1 de julho de 2013

As Virgens Suicidas (1999) - Papel e Película (Coluna)


Filho de peixe, peixinho é, e nem sempre isso é bom. Sofia Coppola, filha do cineasta Francis Ford Coppola, responsável por grandes sucessos como “O poderoso chefão”, em que Sofia aparece ainda bebê, e “Apocalipse Now”. Em sua estreia como diretora, certamente Sofia sentiu o peso do sobrenome e a expectativa gerada por seu precioso gene cinematográfico. Entretanto, ela não poderia ter escolhido filme melhor para começar. Adaptando ela mesma um livro para as telas.

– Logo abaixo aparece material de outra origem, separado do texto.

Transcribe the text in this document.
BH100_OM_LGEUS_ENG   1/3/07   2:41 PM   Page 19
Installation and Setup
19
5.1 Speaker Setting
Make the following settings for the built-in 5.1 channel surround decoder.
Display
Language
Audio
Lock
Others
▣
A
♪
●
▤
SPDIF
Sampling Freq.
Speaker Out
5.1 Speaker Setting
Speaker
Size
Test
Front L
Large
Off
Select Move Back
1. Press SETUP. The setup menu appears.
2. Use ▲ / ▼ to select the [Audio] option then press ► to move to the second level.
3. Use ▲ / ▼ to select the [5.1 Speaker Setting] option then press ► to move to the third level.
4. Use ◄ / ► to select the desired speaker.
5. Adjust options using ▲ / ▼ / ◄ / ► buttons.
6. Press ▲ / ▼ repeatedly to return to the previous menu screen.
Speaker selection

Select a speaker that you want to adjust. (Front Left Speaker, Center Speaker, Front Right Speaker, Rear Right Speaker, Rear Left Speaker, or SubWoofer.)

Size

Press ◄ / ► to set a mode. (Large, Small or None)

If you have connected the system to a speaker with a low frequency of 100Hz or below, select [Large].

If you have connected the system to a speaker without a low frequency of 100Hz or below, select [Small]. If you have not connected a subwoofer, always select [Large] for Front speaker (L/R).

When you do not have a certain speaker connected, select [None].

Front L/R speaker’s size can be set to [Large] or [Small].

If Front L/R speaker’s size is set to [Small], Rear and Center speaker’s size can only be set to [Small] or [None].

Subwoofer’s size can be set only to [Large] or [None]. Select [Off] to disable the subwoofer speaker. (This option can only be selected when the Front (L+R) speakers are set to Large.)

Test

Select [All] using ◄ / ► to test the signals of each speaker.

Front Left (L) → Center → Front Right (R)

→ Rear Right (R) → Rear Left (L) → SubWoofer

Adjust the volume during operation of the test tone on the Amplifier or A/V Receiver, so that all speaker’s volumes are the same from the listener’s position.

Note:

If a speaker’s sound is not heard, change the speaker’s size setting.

Um grupo de meninos, um deles narrando a história 25 anos depois, fica obcecado com cinco irmãs que vivem na frente da casa de um deles. Elas são filhas do professor de matemática do colégio local, Ronald Lisbon (James Woods) e vivem num regime muito severo. É a década de 1970, e o cotidiano familiar é apenas um pouco melhor que o de Carrie, a estranha. É a filha mais nova, Cecilia (Hanna Hal), de 13 anos, que pede socorro ao tentar se suicidar cortando os pulsos. A partir daí, e com outros acontecimentos como a ida das meninas à festa da escola, os pais começam a tratá-las de maneira mais e mais severa, até iniciar um regime de vigilância total.

Embora haja apenas um narrador, um dos meninos, não identificado, já adulto, o livro é escrito na primeira pessoa do plural, exatamente para colocar o leitor na mesma posição de voyeur dos narradores. As meninas, sabendo da curiosidade de seus vizinhos, transformam o assunto do suicídio em um verdadeiro espetáculo, se exibindo cada vez mais para os meninos, até o clímax da história. 

Lux (Kirsten Dunst) é a irmã com maior destaque, aquela cuja vida é explorada mais a fundo. As outras meninas ~soa vistas apenas de relance, tanto no livro quanto no filme. Estrela infantil, esse foi o primeiro grande papel de Kirsten, então com 17 anos.

O autor Jeffrey Eugenides teve a ideia desse seu romance de estreia depois de uma conversa com uma babá, que lhe contou que na adolescência ela e as irmãs haviam tentado suicídio. Adicionando um pouco de sua experiência pessoal como adolescente que cresceu no Michigan na década de 1970, Jeffrey pôs um pouco de nostalgia no livro, mesmo criticando parte do modo de vida americana. Embora o filme siga fielmente o livro, inclusive com diálogos inteiros iguais, alguns detalhes menos "fofos" e que arrastariam a história de forma desnecessária foram deixados de lado.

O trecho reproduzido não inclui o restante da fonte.